Last year, Krejcikova and Siniakova lost the Australian Open final to Elise Mertens and Aryna Sabalenka. This time, the Czech duo didn’t want the same fate to happen again. They came up against formidable opponents in Danilina and Haddad Maia, who teamed for the first time earlier this month and won their first tournament at Sydney. The loss dropped the pair to 9-1.

“Last year, we finished in the finals, so just to get again all the way to the finals and finally making it, it’s perfect,” Krejcikova said during the team’s press conference. “It’s like a huge, I would say, relief. We’re just extremely happy that it’s finally our trophy.”

Siniakova added: “It’s amazing. After playing last year in the final, we are so happy that we have the title. It was a really big fight, and we needed to push hard.

“We were fighting hard to get the Australian one. So, it’s just really exciting and super happy, because the focus on the Grand Slam … you want to get these titles – the big ones – so, I’m just extremely happy that we got it.”

Winning the Australian Open crown was the third surface Krejcikova and Siniakova have prevailed on.
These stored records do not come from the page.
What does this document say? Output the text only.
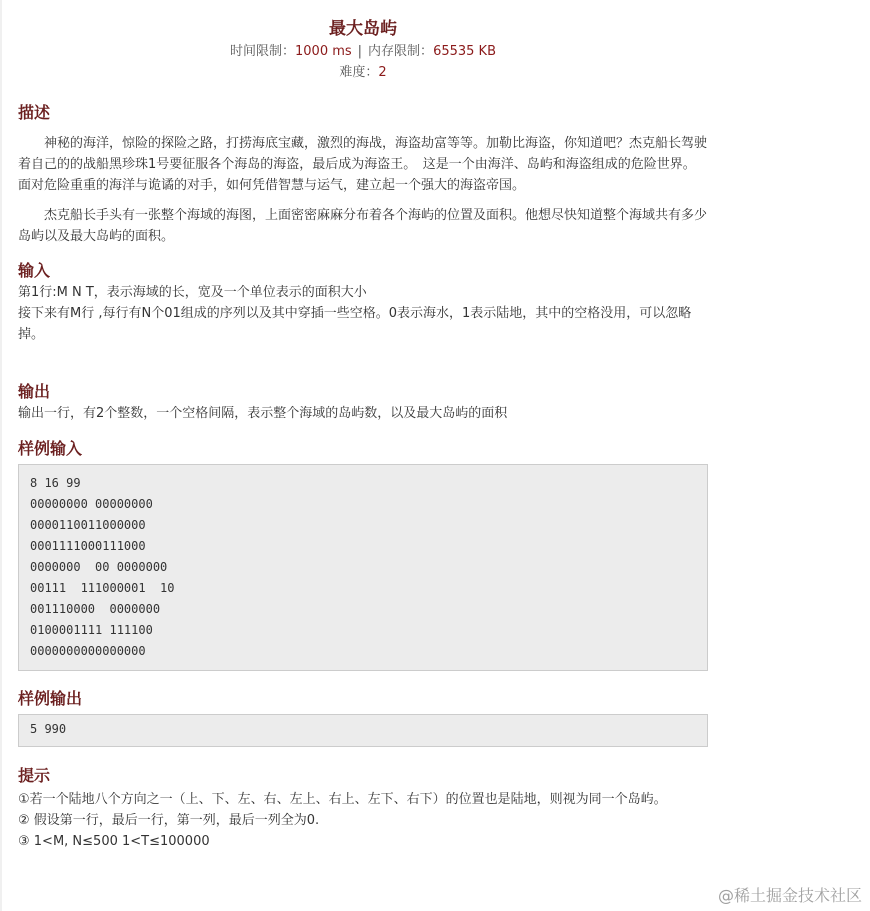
最大岛屿
时间限制：1000 ms | 内存限制：65535 KB
难度：2
描述
神秘的海洋，惊险的探险之路，打捞海底宝藏，激烈的海战，海盗劫富等等。加勒比海盗，你知道吧？杰克船长驾驶着自己的的战船黑珍珠1号要征服各个海岛的海盗，最后成为海盗王。　这是一个由海洋、岛屿和海盗组成的危险世界。面对危险重重的海洋与诡谲的对手，如何凭借智慧与运气，建立起一个强大的海盗帝国。
杰克船长手头有一张整个海域的海图，上面密密麻麻分布着各个海屿的位置及面积。他想尽快知道整个海域共有多少岛屿以及最大岛屿的面积。
输入
第1行:M N T，表示海域的长，宽及一个单位表示的面积大小
接下来有M行 ,每行有N个01组成的序列以及其中穿插一些空格。0表示海水，1表示陆地，其中的空格没用，可以忽略掉。
输出
输出一行，有2个整数，一个空格间隔，表示整个海域的岛屿数，以及最大岛屿的面积
样例输入
8 16 99
00000000 00000000
0000110011000000
0001111000111000
0000000  00 0000000
00111  111000001  10
001110000  0000000
0100001111 111100
0000000000000000
样例输出
5 990
提示
①若一个陆地八个方向之一（上、下、左、右、左上、右上、左下、右下）的位置也是陆地，则视为同一个岛屿。
② 假设第一行，最后一行，第一列，最后一列全为0.
③ 1<M, N≤500 1<T≤100000
@稀土掘金技术社区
They’ve won two French Open titles (2018 and 2021) on clay, and in 2018 they won on grass at Wimbledon. Currently, Siniakova is ranked No. 1 in the world and Krejcikova is No. 2. They are 6-0 as a team to start 2022.

Last year, Krejcikova and Siniakova also won the Olympic gold medal in Tokyo and the Akron WTA Finals in Guadalajara.

By the numbers

• Sunday’s Day 14 attendance at Melbourne Park reached 19,053. The total Australian Open 2022 attendance was 346,468.
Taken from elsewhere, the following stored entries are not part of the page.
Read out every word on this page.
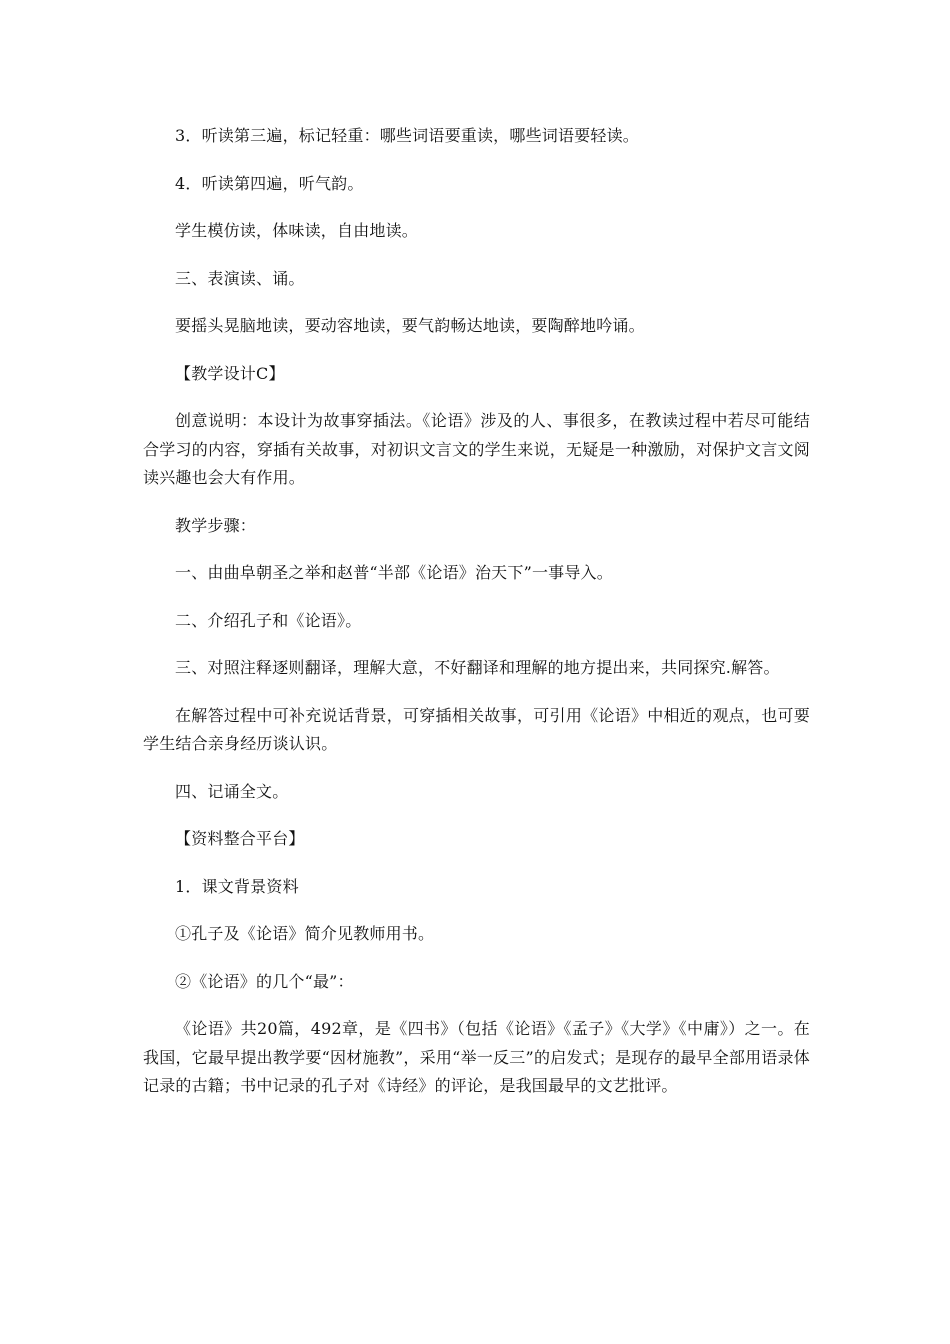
3．听读第三遍，标记轻重：哪些词语要重读，哪些词语要轻读。

4．听读第四遍，听气韵。

学生模仿读，体味读，自由地读。

三、表演读、诵。

要摇头晃脑地读，要动容地读，要气韵畅达地读，要陶醉地吟诵。

【教学设计C】

创意说明：本设计为故事穿插法。《论语》涉及的人、事很多，在教读过程中若尽可能结合学习的内容，穿插有关故事，对初识文言文的学生来说，无疑是一种激励，对保护文言文阅读兴趣也会大有作用。

教学步骤：

一、由曲阜朝圣之举和赵普“半部《论语》治天下”一事导入。

二、介绍孔子和《论语》。

三、对照注释逐则翻译，理解大意，不好翻译和理解的地方提出来，共同探究.解答。

在解答过程中可补充说话背景，可穿插相关故事，可引用《论语》中相近的观点，也可要学生结合亲身经历谈认识。

四、记诵全文。

【资料整合平台】

1．课文背景资料

①孔子及《论语》简介见教师用书。

②《论语》的几个“最”：

《论语》共20篇，492章，是《四书》（包括《论语》《孟子》《大学》《中庸》）之一。在我国，它最早提出教学要“因材施教”，采用“举一反三”的启发式；是现存的最早全部用语录体记录的古籍；书中记录的孔子对《诗经》的评论，是我国最早的文艺批评。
• At age 35, Rafael Nadal became the third-oldest man in the Open Era to win a Grand Slam title after Ken Rosewall and Roger Federer.

Barbora Krejcikova and Katerina Siniakova are now 4-1 in women’s Grand Slam finals. Sunday’s Australian Open title was Siniakova’s 16thcareer WTA doubles title and it was the 12th for Krejcikova.

Beatriz Haddad Maia was just the third Brazilian woman to reach a Grand Slam doubles final. Maria Bueno won 19 Grand Slam titles from 1959-68 (seven singles, 11 women’s doubles and one mixed doubles), and Claudia Monteiro was a mixed doubles finalist at Roland Garros in 1982.

“Quotable …”

“Tough to talk after playing [for] five hours … and losing, but I want to congratulate Rafa because what he did today, I was amazed. After the match I asked him, ‘Are you tired? because it was insane. You raised your level after the first two sets for your 21st Grand Slam title. You are an amazing champion, it was unbelievable.”

Daniil Medvedev of Russia, following his five-set loss to Rafael Nadal. Medvedev was competing in his second straight major title final.